Engineering Contradictions & Design Principles
Engineering Contradiction Analysis
1Measurement precision
If real defect data samples are used for training classifier models, then the model can learn from actual manufacturing defects, but the labeling process becomes laborious and error-prone
Solution Approach 1:
The patent creates synthetic copies of defect patterns through parameterized rules instead of using real defect data. The system generates artificial defect patterns that replicate the characteristics of real defects without requiring actual defective media samples, thereby eliminating the time-consuming and error-prone manual labeling process while maintaining training effectiveness
Solution Approach 2:
The patent performs preliminary generation of defect pattern data before the actual classification task. By pre-generating synthetic defect data with known parameters and patterns, the system prepares training datasets in advance without needing to collect, capture, and label real defective media during the manufacturing process
2Reliability
If traditional defect analysis methods are used, then the process can handle simple defect patterns, but it becomes time-consuming and unreliable when dealing with changing densities and overlapping patterns
Solution Approach 1:
The patent changes the parameters of defect patterns through parameterized rules that can dynamically adjust defect characteristics such as density, size, shape, and spatial distribution. This allows the synthetic data generation to reflect varying manufacturing conditions and overlapping patterns, making the classifier model adaptable to different defect scenarios without retraining on new real data
Solution Approach 2:
The patent replaces traditional mechanical/manual defect analysis methods with an automated computer-implemented system.
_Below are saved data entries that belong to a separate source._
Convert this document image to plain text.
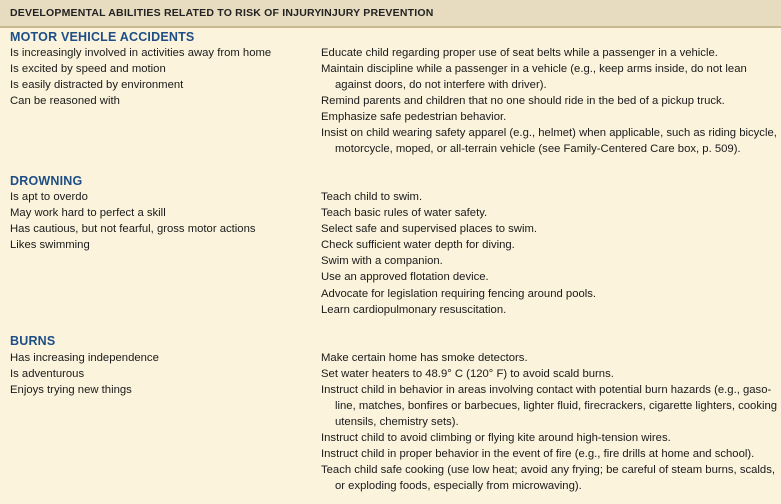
DEVELOPMENTAL ABILITIES RELATED TO RISK OF INJURY INJURY PREVENTION
MOTOR VEHICLE ACCIDENTS
Is increasingly involved in activities away from home
Is excited by speed and motion
Is easily distracted by environment
Can be reasoned with
Educate child regarding proper use of seat belts while a passenger in a vehicle.
Maintain discipline while a passenger in a vehicle (e.g., keep arms inside, do not lean
against doors, do not interfere with driver).
Remind parents and children that no one should ride in the bed of a pickup truck.
Emphasize safe pedestrian behavior.
Insist on child wearing safety apparel (e.g., helmet) when applicable, such as riding bicycle,
motorcycle, moped, or all-terrain vehicle (see Family-Centered Care box, p. 509).
DROWNING
Is apt to overdo
May work hard to perfect a skill
Has cautious, but not fearful, gross motor actions
Likes swimming
Teach child to swim.
Teach basic rules of water safety.
Select safe and supervised places to swim.
Check sufficient water depth for diving.
Swim with a companion.
Use an approved flotation device.
Advocate for legislation requiring fencing around pools.
Learn cardiopulmonary resuscitation.
BURNS
Has increasing independence
Is adventurous
Enjoys trying new things
Make certain home has smoke detectors.
Set water heaters to 48.9° C (120° F) to avoid scald burns.
Instruct child in behavior in areas involving contact with potential burn hazards (e.g., gaso-
line, matches, bonfires or barbecues, lighter fluid, firecrackers, cigarette lighters, cooking
utensils, chemistry sets).
Instruct child to avoid climbing or flying kite around high-tension wires.
Instruct child in proper behavior in the event of fire (e.g., fire drills at home and school).
Teach child safe cooking (use low heat; avoid any frying; be careful of steam burns, scalds,
or exploding foods, especially from microwaving).
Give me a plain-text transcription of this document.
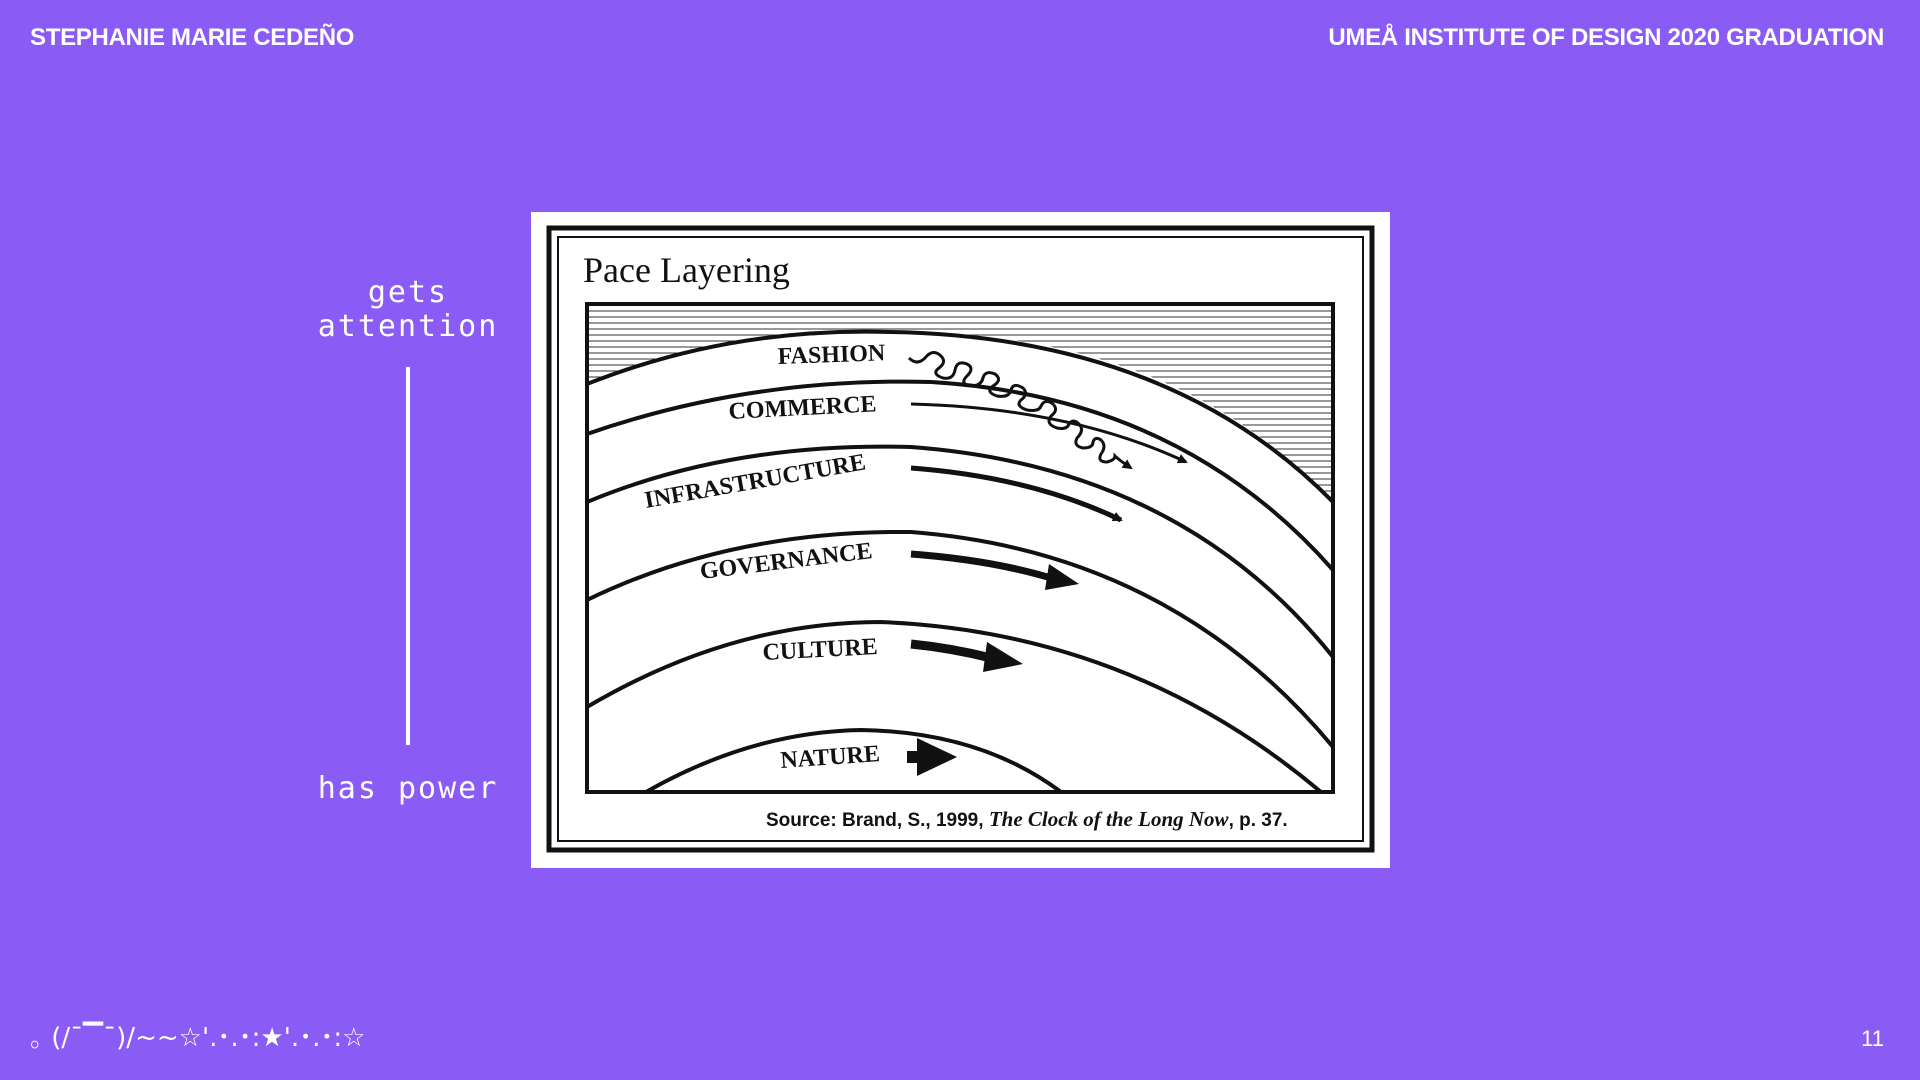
STEPHANIE MARIE CEDEÑO	UMEÅ INSTITUTE OF DESIGN 2020 GRADUATION
gets
attention
has power
Pace Layering
FASHION
COMMERCE
INFRASTRUCTURE
GOVERNANCE
CULTURE
NATURE
Source: Brand, S., 1999, The Clock of the Long Now, p. 37.
｡ (/¯▔¯)/~~☆'.･.･:★'.･.･:☆	11
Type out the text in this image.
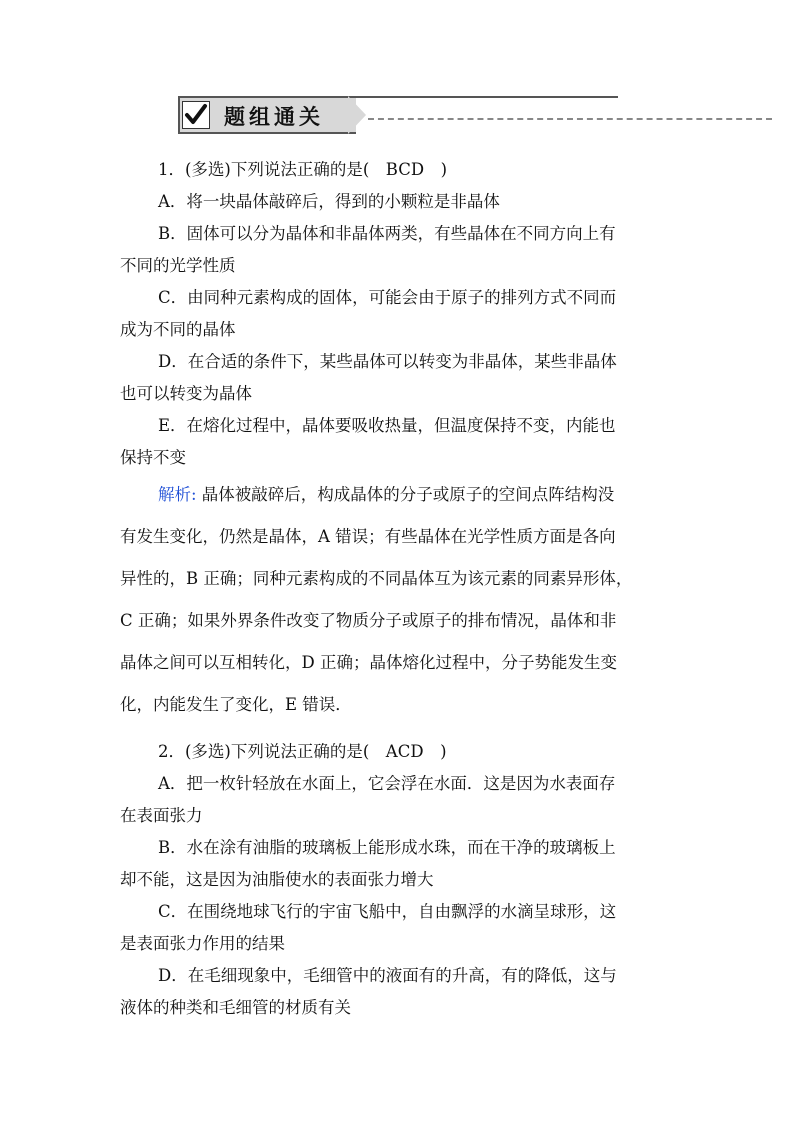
题组通关
1．(多选)下列说法正确的是(　BCD　)
A．将一块晶体敲碎后，得到的小颗粒是非晶体
B．固体可以分为晶体和非晶体两类，有些晶体在不同方向上有
不同的光学性质
C．由同种元素构成的固体，可能会由于原子的排列方式不同而
成为不同的晶体
D．在合适的条件下，某些晶体可以转变为非晶体，某些非晶体
也可以转变为晶体
E．在熔化过程中，晶体要吸收热量，但温度保持不变，内能也
保持不变
解析: 晶体被敲碎后，构成晶体的分子或原子的空间点阵结构没
有发生变化，仍然是晶体，A 错误；有些晶体在光学性质方面是各向
异性的，B 正确；同种元素构成的不同晶体互为该元素的同素异形体，
C 正确；如果外界条件改变了物质分子或原子的排布情况，晶体和非
晶体之间可以互相转化，D 正确；晶体熔化过程中，分子势能发生变
化，内能发生了变化，E 错误．
2．(多选)下列说法正确的是(　ACD　)
A．把一枚针轻放在水面上，它会浮在水面．这是因为水表面存
在表面张力
B．水在涂有油脂的玻璃板上能形成水珠，而在干净的玻璃板上
却不能，这是因为油脂使水的表面张力增大
C．在围绕地球飞行的宇宙飞船中，自由飘浮的水滴呈球形，这
是表面张力作用的结果
D．在毛细现象中，毛细管中的液面有的升高，有的降低，这与
液体的种类和毛细管的材质有关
The classifier model, trained on synthetic data, automatically identifies and classifies defect patterns without requiring manual inspection or complex mechanical analysis systems, thereby improving both speed and reliability
3Adaptability or versatility
If multiple defect patterns are present on magnetic media, then comprehensive defect detection is achieved, but conflicting patterns make classification difficult and error-prone
Solution Approach 1:
The patent applies a hierarchy of classification actions where the system first attempts to identify the most prominent defect pattern, then handles conflicting patterns through a rule-based fusion model. This partial classification approach processes defects in stages, resolving conflicts by applying specific rules that prioritize certain pattern types over others based on their characteristics and manufacturing significance
Data Source
AI summary
A method includes generating synthetic data related to known defect patterns on surfaces of magnetic media using parameterized rules. A classifier model is trained with the synthetic data so that the classifier model learns how to detect and identify defect patterns on magnetic media. Performance of the classifier model is validated by using real defect pattern data. The classifier model is deployed for use in identifying defective data patterns on magnetic media test specimens. The classifier may be used before or after clustering defect data points on surfaces of magnetic media.